Y para agregar aun más elementos fascinantes al cuadro, el personaje invertía su dinero en delirantes proyectos de cirugía plástica y planes de lograr la eternidad en extrañas y futuristas cápsulas transparentes de oxígenos interplanetarios. Todo podermos decir de él, menos que careciera de originalidad desbordada y que en su quimera metafórica nos mostrara en vivo y en directo la pulsión universal y permanente del ser humano por transformarse y escapar de sí mismo. No sólo era pues un artista, sino un filósofo de facto, líder espiritual extraterrestre que nos invitaba a la transmutación esquizoide, al escapismo del transformista Houdini, a una liberación metafisica, ontológica, más allá del ser y su mundo, del ente y sus ataduras.
Y en el último tramo de su representación permanente asitimos al juicio en directo de sus evidentes pulsiones pedófilas, a su amor desmesurado e incontrolabale por los muchachitos, a los que amaba, deseaba y llevaba a su cama como si se desease y se amara a si mismo, al artista niño que no tuvo infancia, enmarcado en la horrible estructura laboral adulta, cuya metáfora es la mostruosa industria de Charlie y la Factoría de chocolates de Tim Burton, con su misterioso Johnny Deep, el mismo de Eduardo Manos de Tijera.
Jackson, que vivía inmerso en el mundo de sueño de Alicia en el país de las maravillas del otro gran pedófilo tierno, Lewis Carroll, creyó poder decirle al mundo que no era malo dormir con muchachitos en su gran castillo de Neverland y tal vez dejarse tocar por ellos y acariciarlos entre osos de peluche y relojes de fantasía. Así apareció en la fatídica entrevista que revivió el juicio, tomado de la mano de uno de sus últimos niños amantes, como una década antes lo hizo en los fastos de un palacio Mónaco al lado de otro jovenzuelo, con quien vivía una verdadera luna de miel.
Con esos efebos amantes que al parecer fueron muchos y complacientes, Jackson dio la espalda a los adultos, a un mundo de violadores que a lo largo de la historia hizo del cuerpo humano una moneda corriente de cambio oficial o no oficial, ante la mirada lasciva y permisiva de patriarcas, mamás grandes, madres superioras, Papas, Ayatolas, rabinos, pastores y fiscales como el que llevó al viejo Bill Clinton a juicio por una felación en la oficina oval con la joven Mónica Lewinsky.
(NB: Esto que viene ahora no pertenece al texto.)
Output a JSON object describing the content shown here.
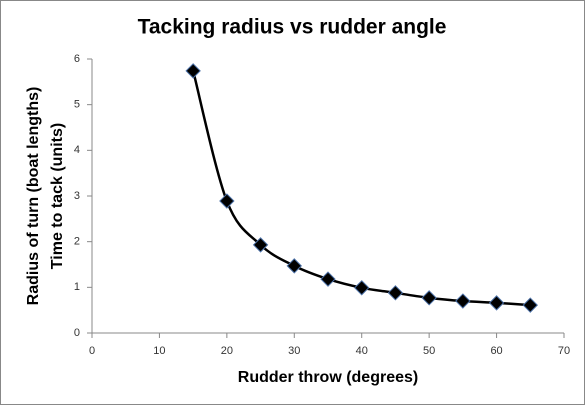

Hasta en su vida amorosa nos sorprendió Jackson, casándose con la hija de Elvis Presley y concibiendo tres hijos en condiciones aún más extrañas, lejos de las triviales historias mafiosas de Marylin Monroe y sus amantes presidentes o de Silvio Berlusconi y sus lolitas en las mansiones del poder mediterráneo, o de los harems islámicos y asiáticos, lejos del gran burdel mundial, de Britney Spears, Brad Pitt, Angelina Jolie, Jennifer López y Paris Hilton. Humillado y narcotizado hasta la saciedad, el ícono de nuestro tiempo fue entregado envuelto en una sábana blanca sobre una camilla para la autopsia, que será sin duda la autopsia de nuestra época.